The relationship between testosterone and aggression is multifaceted, and establishing a causal or correlative link between the two is challenging. While there is evidence to suggest that testosterone can influence aggressive behavior, the bidirectional nature of this relationship, as well as the influence of contextual and individual factors, complicate the understanding of causality. Further research is needed to unravel the underlying mechanisms and determine the precise nature of the testosterone-aggression relationship. Such investigations may involve experimental manipulations of testosterone levels, longitudinal studies, and sophisticated statistical analyses to disentangle the complex interactions between testosterone, aggression, and other contributing factors.

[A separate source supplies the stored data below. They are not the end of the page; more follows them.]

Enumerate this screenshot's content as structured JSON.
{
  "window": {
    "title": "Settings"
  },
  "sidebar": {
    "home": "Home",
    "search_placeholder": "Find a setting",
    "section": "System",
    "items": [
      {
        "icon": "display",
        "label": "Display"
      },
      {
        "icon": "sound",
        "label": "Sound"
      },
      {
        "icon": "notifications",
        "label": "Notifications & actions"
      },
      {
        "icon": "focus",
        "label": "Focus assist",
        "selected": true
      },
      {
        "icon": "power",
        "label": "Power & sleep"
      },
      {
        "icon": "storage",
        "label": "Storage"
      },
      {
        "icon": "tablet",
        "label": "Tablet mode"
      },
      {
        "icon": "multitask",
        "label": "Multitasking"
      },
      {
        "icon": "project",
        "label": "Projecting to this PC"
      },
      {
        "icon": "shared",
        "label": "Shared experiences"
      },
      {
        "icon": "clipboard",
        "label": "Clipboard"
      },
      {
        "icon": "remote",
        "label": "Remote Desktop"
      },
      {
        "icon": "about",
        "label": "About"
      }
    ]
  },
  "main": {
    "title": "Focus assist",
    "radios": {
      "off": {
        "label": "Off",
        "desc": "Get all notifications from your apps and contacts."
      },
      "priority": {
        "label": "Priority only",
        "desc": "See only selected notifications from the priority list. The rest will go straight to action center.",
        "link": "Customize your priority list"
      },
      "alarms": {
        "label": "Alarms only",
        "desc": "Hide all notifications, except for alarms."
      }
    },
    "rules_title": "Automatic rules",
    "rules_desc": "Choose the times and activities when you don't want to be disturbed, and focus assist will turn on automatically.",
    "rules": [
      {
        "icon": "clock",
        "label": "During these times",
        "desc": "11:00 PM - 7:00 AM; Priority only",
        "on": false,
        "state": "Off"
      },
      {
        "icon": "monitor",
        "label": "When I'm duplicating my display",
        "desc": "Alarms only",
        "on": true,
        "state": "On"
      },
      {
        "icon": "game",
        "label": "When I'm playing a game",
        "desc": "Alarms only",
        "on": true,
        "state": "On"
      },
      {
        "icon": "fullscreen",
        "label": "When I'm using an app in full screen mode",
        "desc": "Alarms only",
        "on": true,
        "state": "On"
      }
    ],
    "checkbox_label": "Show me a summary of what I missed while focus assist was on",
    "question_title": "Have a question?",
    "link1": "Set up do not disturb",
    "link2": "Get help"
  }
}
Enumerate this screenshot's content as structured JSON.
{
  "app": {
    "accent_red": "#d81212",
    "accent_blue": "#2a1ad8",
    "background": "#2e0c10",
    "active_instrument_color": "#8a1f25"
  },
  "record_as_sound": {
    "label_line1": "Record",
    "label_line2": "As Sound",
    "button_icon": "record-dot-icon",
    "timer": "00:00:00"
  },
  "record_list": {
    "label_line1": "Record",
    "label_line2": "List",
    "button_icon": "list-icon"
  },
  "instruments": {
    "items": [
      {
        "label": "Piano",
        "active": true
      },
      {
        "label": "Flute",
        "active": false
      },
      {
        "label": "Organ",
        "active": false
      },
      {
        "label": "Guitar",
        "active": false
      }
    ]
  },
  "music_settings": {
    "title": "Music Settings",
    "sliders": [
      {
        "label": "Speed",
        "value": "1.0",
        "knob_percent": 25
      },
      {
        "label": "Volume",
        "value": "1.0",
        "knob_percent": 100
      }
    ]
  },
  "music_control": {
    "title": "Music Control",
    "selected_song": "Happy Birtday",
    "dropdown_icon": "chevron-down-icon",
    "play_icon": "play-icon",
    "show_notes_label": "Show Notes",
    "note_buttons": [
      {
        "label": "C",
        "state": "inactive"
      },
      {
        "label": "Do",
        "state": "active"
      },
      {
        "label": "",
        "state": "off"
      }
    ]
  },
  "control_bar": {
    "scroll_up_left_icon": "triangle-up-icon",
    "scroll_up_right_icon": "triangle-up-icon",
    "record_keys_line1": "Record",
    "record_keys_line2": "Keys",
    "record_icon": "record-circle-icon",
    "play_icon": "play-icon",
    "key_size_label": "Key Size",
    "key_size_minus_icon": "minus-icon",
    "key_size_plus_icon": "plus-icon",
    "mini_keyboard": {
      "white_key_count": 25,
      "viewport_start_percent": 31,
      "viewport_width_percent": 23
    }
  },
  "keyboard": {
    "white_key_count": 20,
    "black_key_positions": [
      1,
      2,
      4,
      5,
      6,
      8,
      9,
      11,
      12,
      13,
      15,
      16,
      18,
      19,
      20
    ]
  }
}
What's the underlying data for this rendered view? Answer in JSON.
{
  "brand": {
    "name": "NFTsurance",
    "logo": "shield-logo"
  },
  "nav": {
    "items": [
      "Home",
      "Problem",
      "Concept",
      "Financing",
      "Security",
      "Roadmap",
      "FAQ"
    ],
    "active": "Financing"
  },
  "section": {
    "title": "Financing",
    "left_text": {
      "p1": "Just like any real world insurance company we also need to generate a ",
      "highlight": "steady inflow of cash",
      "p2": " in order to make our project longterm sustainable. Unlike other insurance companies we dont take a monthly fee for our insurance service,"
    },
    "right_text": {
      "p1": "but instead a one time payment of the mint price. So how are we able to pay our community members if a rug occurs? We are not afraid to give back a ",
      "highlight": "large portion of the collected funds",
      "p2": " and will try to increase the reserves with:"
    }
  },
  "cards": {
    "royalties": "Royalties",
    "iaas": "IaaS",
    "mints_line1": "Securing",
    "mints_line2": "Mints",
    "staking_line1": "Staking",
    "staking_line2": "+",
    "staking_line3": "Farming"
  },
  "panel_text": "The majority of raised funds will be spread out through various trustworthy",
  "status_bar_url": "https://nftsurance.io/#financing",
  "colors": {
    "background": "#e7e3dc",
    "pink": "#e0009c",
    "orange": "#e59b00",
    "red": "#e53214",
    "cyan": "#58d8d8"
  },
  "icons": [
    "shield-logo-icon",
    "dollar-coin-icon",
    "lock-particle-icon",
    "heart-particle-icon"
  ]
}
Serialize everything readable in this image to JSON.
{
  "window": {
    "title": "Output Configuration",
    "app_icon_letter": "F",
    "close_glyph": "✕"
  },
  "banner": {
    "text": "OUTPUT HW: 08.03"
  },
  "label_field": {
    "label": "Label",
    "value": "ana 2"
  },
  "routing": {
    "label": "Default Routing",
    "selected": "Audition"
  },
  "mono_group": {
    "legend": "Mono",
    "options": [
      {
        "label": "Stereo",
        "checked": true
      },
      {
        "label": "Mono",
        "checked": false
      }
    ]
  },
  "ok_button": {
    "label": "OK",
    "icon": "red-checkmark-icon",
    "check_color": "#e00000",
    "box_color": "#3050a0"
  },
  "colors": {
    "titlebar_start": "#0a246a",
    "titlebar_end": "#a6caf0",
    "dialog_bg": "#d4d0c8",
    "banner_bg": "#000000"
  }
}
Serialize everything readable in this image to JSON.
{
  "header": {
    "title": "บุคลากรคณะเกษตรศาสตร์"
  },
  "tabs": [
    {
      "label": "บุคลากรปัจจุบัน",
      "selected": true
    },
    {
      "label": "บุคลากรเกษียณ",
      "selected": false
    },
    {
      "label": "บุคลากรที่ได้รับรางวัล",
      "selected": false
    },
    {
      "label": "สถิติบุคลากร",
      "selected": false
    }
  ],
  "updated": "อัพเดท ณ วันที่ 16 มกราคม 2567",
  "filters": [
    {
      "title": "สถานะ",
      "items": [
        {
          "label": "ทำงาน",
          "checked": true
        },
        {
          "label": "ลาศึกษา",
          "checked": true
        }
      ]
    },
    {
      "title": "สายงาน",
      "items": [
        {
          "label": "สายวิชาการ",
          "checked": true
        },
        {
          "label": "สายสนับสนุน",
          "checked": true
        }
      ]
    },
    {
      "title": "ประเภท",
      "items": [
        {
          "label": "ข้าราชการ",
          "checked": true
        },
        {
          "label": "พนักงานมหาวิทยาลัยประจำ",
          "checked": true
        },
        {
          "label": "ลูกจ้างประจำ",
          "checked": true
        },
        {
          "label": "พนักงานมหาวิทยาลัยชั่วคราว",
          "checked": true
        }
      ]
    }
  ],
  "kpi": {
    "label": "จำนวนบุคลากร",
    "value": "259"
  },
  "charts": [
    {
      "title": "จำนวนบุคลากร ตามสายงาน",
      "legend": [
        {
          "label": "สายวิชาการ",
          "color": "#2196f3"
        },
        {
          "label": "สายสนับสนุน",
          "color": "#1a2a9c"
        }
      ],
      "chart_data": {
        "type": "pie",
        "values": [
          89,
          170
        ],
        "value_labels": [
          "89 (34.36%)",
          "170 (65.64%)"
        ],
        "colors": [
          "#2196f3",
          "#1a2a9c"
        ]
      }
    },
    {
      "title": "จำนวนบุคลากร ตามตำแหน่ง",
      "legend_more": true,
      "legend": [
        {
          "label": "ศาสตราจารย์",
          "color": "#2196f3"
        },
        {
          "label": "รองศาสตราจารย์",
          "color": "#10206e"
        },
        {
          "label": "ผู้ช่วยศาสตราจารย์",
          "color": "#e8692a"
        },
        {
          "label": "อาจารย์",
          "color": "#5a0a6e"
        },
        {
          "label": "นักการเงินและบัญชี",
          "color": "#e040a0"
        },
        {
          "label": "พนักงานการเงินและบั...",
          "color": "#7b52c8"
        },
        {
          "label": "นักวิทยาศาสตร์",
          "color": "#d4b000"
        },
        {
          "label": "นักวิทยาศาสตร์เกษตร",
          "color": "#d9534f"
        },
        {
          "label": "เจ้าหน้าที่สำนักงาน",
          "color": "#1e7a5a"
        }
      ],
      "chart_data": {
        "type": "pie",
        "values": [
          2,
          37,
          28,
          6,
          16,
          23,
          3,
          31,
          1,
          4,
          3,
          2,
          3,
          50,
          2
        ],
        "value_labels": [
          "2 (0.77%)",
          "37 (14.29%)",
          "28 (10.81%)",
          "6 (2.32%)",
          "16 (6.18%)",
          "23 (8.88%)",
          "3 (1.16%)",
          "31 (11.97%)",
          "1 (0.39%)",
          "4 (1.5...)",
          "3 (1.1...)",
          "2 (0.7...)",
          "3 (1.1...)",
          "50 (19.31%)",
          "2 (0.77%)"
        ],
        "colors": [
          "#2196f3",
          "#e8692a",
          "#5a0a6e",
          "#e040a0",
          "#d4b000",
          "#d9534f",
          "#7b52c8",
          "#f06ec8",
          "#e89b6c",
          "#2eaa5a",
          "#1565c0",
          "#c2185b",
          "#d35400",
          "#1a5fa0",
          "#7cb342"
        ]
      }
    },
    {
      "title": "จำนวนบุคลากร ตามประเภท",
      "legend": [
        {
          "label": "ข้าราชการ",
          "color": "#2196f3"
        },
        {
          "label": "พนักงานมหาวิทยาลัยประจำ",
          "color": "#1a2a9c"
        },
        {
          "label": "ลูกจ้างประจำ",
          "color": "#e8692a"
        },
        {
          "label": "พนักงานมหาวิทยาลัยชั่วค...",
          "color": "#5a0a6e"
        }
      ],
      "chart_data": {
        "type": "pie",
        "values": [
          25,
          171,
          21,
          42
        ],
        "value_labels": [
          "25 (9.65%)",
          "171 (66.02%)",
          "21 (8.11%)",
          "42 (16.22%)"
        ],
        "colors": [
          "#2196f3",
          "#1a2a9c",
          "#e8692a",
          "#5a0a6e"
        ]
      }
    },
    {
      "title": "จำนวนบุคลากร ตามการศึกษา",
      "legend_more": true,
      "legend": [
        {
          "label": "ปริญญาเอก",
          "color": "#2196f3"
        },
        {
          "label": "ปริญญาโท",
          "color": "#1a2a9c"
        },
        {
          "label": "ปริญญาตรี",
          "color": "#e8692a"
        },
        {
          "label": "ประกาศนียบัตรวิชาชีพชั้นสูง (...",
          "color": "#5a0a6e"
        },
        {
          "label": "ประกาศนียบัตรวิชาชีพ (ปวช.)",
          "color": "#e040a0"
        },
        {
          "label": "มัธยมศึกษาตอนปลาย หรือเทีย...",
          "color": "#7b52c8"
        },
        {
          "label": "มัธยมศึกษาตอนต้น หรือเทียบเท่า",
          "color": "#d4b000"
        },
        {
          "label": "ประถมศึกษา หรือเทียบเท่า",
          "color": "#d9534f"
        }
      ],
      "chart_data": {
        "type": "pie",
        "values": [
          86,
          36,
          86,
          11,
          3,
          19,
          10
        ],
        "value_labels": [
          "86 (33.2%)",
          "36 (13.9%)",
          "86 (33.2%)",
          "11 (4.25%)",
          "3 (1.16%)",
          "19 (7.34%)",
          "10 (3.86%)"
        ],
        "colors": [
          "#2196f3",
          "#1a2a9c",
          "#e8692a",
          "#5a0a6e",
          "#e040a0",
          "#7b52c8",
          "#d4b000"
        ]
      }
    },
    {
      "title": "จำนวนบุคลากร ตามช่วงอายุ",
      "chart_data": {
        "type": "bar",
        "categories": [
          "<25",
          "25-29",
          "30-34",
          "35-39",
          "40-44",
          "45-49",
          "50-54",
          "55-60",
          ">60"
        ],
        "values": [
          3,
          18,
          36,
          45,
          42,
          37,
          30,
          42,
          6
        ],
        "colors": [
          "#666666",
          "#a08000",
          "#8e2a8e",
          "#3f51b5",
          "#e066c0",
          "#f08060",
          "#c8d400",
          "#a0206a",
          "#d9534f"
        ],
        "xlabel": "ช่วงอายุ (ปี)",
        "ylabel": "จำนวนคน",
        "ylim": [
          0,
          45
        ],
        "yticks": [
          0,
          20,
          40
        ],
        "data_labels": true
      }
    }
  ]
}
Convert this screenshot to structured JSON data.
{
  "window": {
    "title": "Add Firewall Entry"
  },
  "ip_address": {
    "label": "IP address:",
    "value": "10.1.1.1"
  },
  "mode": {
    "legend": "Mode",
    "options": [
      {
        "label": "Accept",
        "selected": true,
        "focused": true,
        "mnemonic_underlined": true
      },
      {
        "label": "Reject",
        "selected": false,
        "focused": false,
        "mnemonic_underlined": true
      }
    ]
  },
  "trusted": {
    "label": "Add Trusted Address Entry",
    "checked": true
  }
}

Neural correlates of androgen modulation of aggressive behavior

Understanding the neural correlates of androgen modulation of aggressive behavior is crucial for unraveling the underlying mechanisms that link testosterone to aggression. Research has shed light on several brain regions and neural pathways involved in this process. One key region implicated in the androgen modulation of aggression is the amygdala, particularly its basolateral complex. The amygdala plays a crucial role in processing emotional stimuli and generating appropriate behavioral responses, including aggression. Androgen receptors are highly expressed in the amygdala, and testosterone can modulate amygdala activity (Cunningham et al. 2012). Testosterone has been associated with changes in the activity of the amygdala, orbitofrontal cortex (OFC), and insula as well as a reduction in the functional amygdala/prefrontal connection (van Wingen et al. 2010). Little is known about the links between these associations and long-term testosterone secretion because such associations have only previously been explored using acute measures of testosterone. Animal studies have shown that testosterone can enhance amygdala responsiveness to social and threat-related cues, thereby promoting aggressive behavior. Moreover, testosterone’s effects on the amygdala may be mediated by interactions with other neurotransmitter systems, such as serotonin and GABA, which can influence aggression (Montoya et al. 2012).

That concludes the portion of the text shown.